The Inn at Lake Devine

The Inn at Lake Devine   

Elinor Lipman (Adult Fiction)

“It was not complicated, and, as my mother pointed out, not even personal:  They had a hotel; they didn’t want Jews; we were Jews.”

In the summer of 1962, Natalie Marx’s mother mailed about a dozen inquiries to various cottages and inns along Vermont’s Lake Devine.  All came back with the standard rate card and cordial note.  All, that is, but one.  “Our guests who feel most comfortable here, and return year after year, are Gentiles” was neatly written on textured white stationery.  This act of blatant and brutal honesty ignites young Natalie’s quest to seek justice and acquire vindication and understanding.
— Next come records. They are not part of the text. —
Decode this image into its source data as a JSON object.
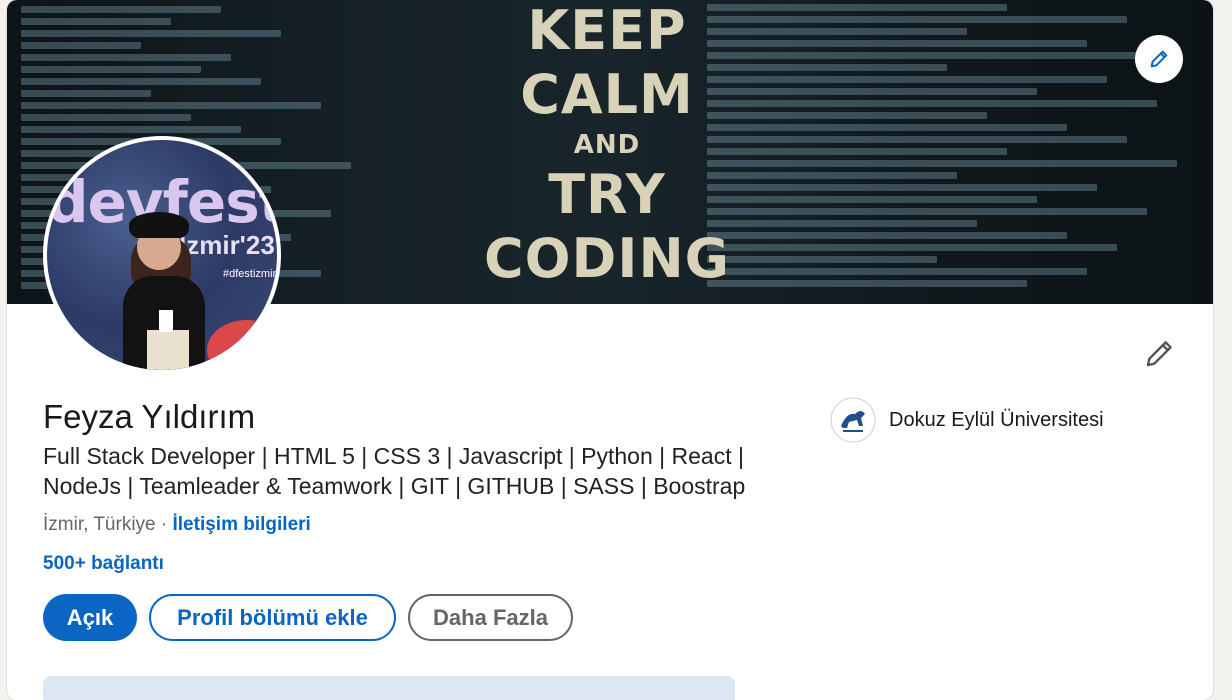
{
  "banner": {
    "line1": "KEEP",
    "line2": "CALM",
    "line3": "AND",
    "line4": "TRY",
    "line5": "CODING",
    "edit_icon": "pencil-icon"
  },
  "avatar": {
    "banner_word": "devfest",
    "banner_city": "İzmir'23",
    "hashtag": "#dfestizmir"
  },
  "profile": {
    "name": "Feyza Yıldırım",
    "headline": "Full Stack Developer | HTML 5 | CSS 3 | Javascript | Python | React | NodeJs | Teamleader & Teamwork | GIT | GITHUB | SASS | Boostrap",
    "location": "İzmir, Türkiye",
    "separator": " · ",
    "contact_info": "İletişim bilgileri",
    "connections": "500+ bağlantı",
    "edit_icon": "pencil-icon"
  },
  "actions": {
    "open": "Açık",
    "add_section": "Profil bölümü ekle",
    "more": "Daha Fazla"
  },
  "education": {
    "school": "Dokuz Eylül Üniversitesi"
  },
  "colors": {
    "accent": "#0a66c2",
    "text": "#191919",
    "muted": "#666666"
  }
}
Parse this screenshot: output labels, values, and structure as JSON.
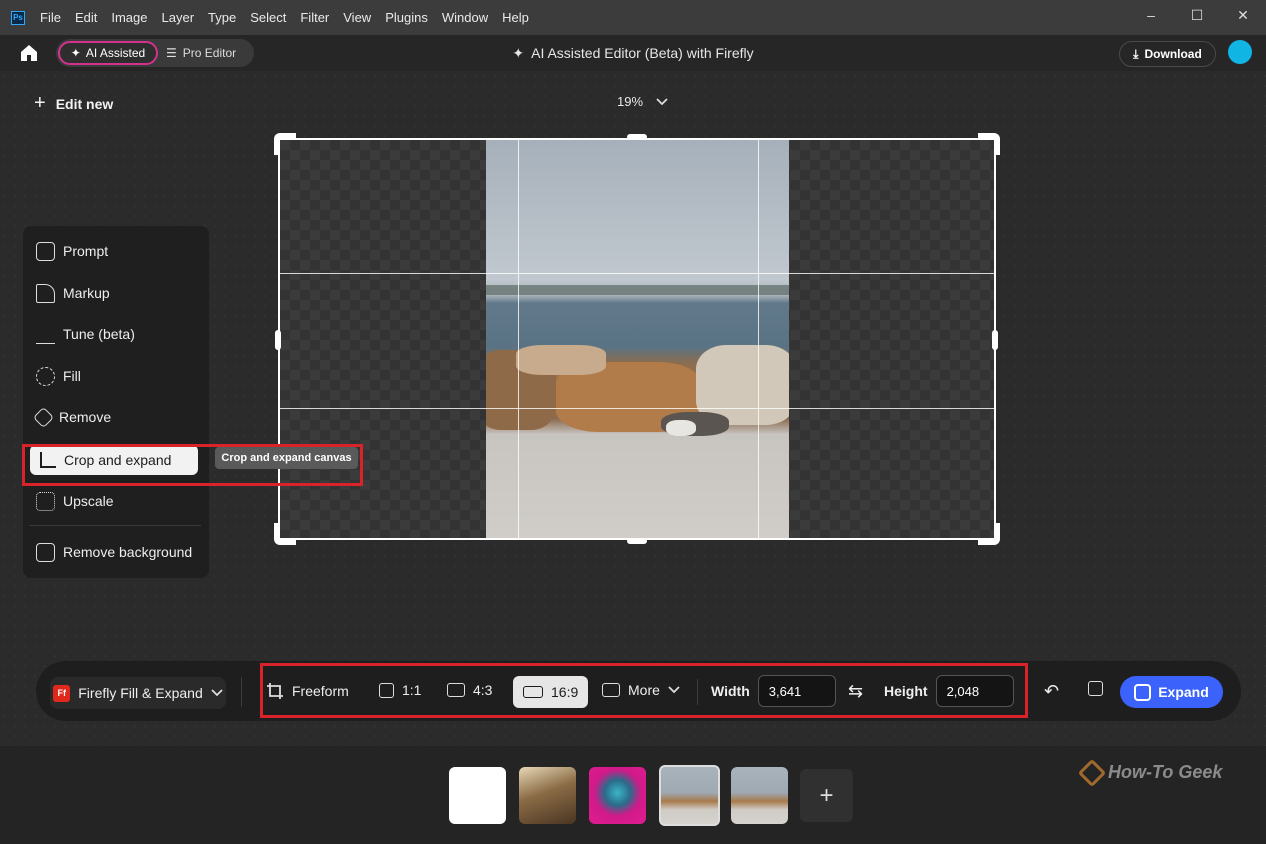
{
  "titlebar": {
    "app_icon": "Ps",
    "menu": [
      "File",
      "Edit",
      "Image",
      "Layer",
      "Type",
      "Select",
      "Filter",
      "View",
      "Plugins",
      "Window",
      "Help"
    ],
    "controls": [
      "minimize-icon",
      "maximize-icon",
      "close-icon"
    ]
  },
  "header": {
    "mode_ai": "AI Assisted",
    "mode_pro": "Pro Editor",
    "title": "AI Assisted Editor (Beta) with Firefly",
    "download": "Download"
  },
  "workspace": {
    "edit_new": "Edit new",
    "zoom": "19%"
  },
  "tools": {
    "items": [
      {
        "label": "Prompt",
        "icon": "prompt-icon"
      },
      {
        "label": "Markup",
        "icon": "markup-icon"
      },
      {
        "label": "Tune (beta)",
        "icon": "tune-icon"
      },
      {
        "label": "Fill",
        "icon": "fill-icon"
      },
      {
        "label": "Remove",
        "icon": "remove-icon"
      },
      {
        "label": "Crop and expand",
        "icon": "crop-icon",
        "active": true
      },
      {
        "label": "Upscale",
        "icon": "upscale-icon"
      },
      {
        "label": "Remove background",
        "icon": "remove-background-icon"
      }
    ],
    "tooltip": "Crop and expand canvas"
  },
  "toolbar": {
    "mode": "Firefly Fill & Expand",
    "mode_logo": "Ff",
    "ratios": {
      "freeform": "Freeform",
      "r11": "1:1",
      "r43": "4:3",
      "r169": "16:9",
      "more": "More"
    },
    "active_ratio": "16:9",
    "width_label": "Width",
    "width_value": "3,641",
    "height_label": "Height",
    "height_value": "2,048",
    "expand": "Expand"
  },
  "filmstrip": {
    "add": "+",
    "watermark": "How-To Geek"
  },
  "colors": {
    "accent": "#3b63fb",
    "highlight_box": "#d9232a",
    "ai_border": "#d4318f"
  }
}
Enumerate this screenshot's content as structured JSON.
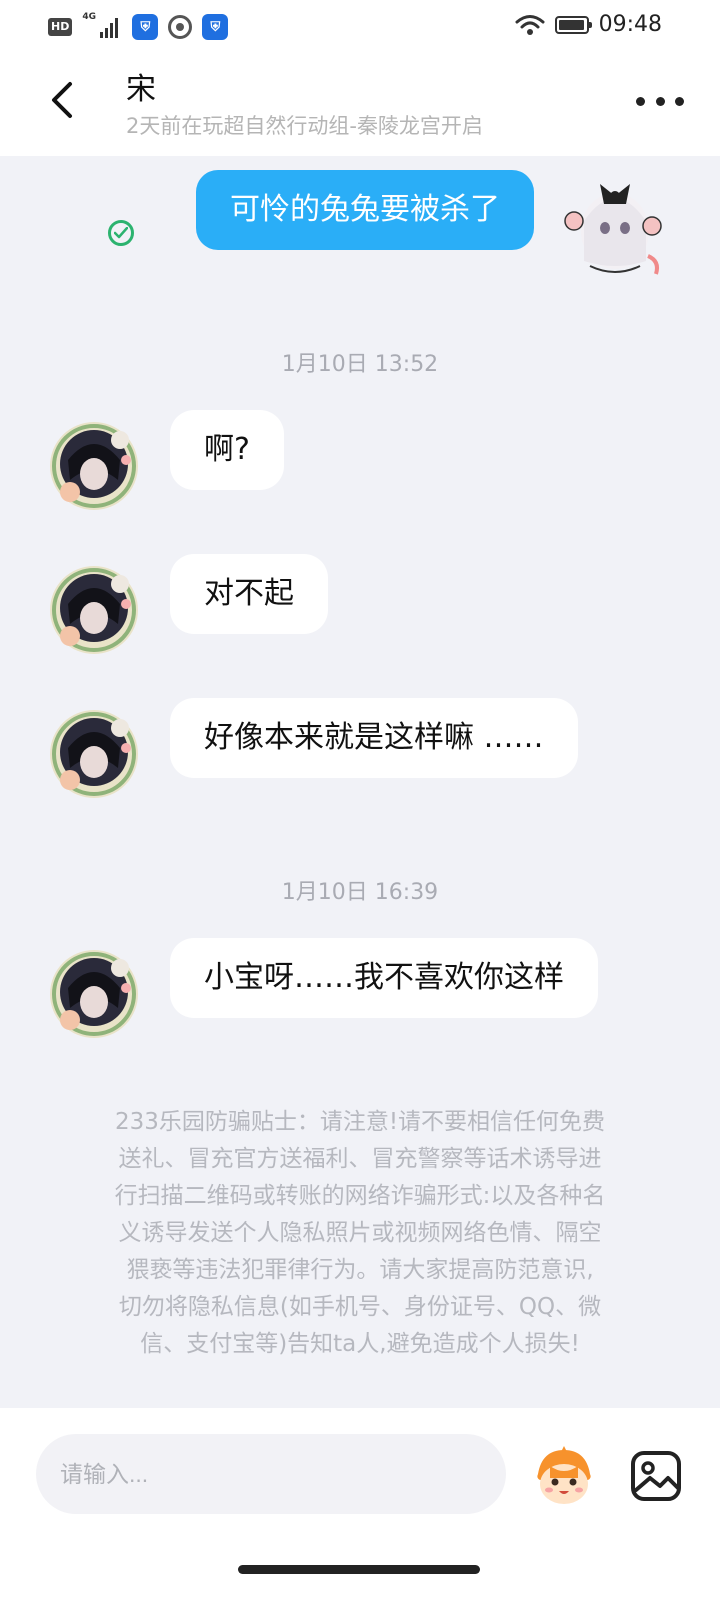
{
  "status_bar": {
    "hd": "HD",
    "network": "4G",
    "time": "09:48",
    "app_icon_glyph": "⛨",
    "icons": [
      "hd-icon",
      "signal-icon",
      "shield-app-icon",
      "record-icon",
      "shield-app-icon",
      "wifi-icon",
      "battery-icon"
    ]
  },
  "header": {
    "title": "宋",
    "subtitle": "2天前在玩超自然行动组-秦陵龙宫开启",
    "back_icon": "back-arrow-icon",
    "more_icon": "more-icon"
  },
  "messages": [
    {
      "side": "out",
      "text": "可怜的兔兔要被杀了",
      "status": "sent"
    },
    {
      "timestamp": "1月10日 13:52"
    },
    {
      "side": "in",
      "text": "啊?"
    },
    {
      "side": "in",
      "text": "对不起"
    },
    {
      "side": "in",
      "text": "好像本来就是这样嘛 ……"
    },
    {
      "timestamp": "1月10日 16:39"
    },
    {
      "side": "in",
      "text": "小宝呀……我不喜欢你这样"
    }
  ],
  "chat": {
    "m1": "可怜的兔兔要被杀了",
    "ts1": "1月10日 13:52",
    "m2": "啊?",
    "m3": "对不起",
    "m4": "好像本来就是这样嘛 ……",
    "ts2": "1月10日 16:39",
    "m5": "小宝呀……我不喜欢你这样"
  },
  "tips": [
    "233乐园防骗贴士：请注意!请不要相信任何免费",
    "送礼、冒充官方送福利、冒充警察等话术诱导进",
    "行扫描二维码或转账的网络诈骗形式:以及各种名",
    "义诱导发送个人隐私照片或视频网络色情、隔空",
    "猥亵等违法犯罪律行为。请大家提高防范意识,",
    "切勿将隐私信息(如手机号、身份证号、QQ、微",
    "信、支付宝等)告知ta人,避免造成个人损失!"
  ],
  "input": {
    "placeholder": "请输入...",
    "value": ""
  },
  "colors": {
    "outgoing_bubble": "#2aaef7",
    "chat_background": "#f1f2f7",
    "sent_check": "#2cb36f"
  }
}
This book was an engaging read, but seems to fall victim to its own misleading marketing.  On the cover, it’s touted as a “witty romantic comedy”.  While there are spots of flirtatious frolicking, describing it as a Romcom might be a bit of a stretch.  Also, in the synopsis, we’re led to believe that Natalie encounters “a small bastion of genteel anti-Semitism” at this particular lakeside inn.  In reality, it is only one individual who openly exhibits this prejudice.  Ironically, we find out that Natalie’s own family is not immune to their fair share of prejudice, which proves to be far more damaging to Natalie than what she experienced at Lake Devine.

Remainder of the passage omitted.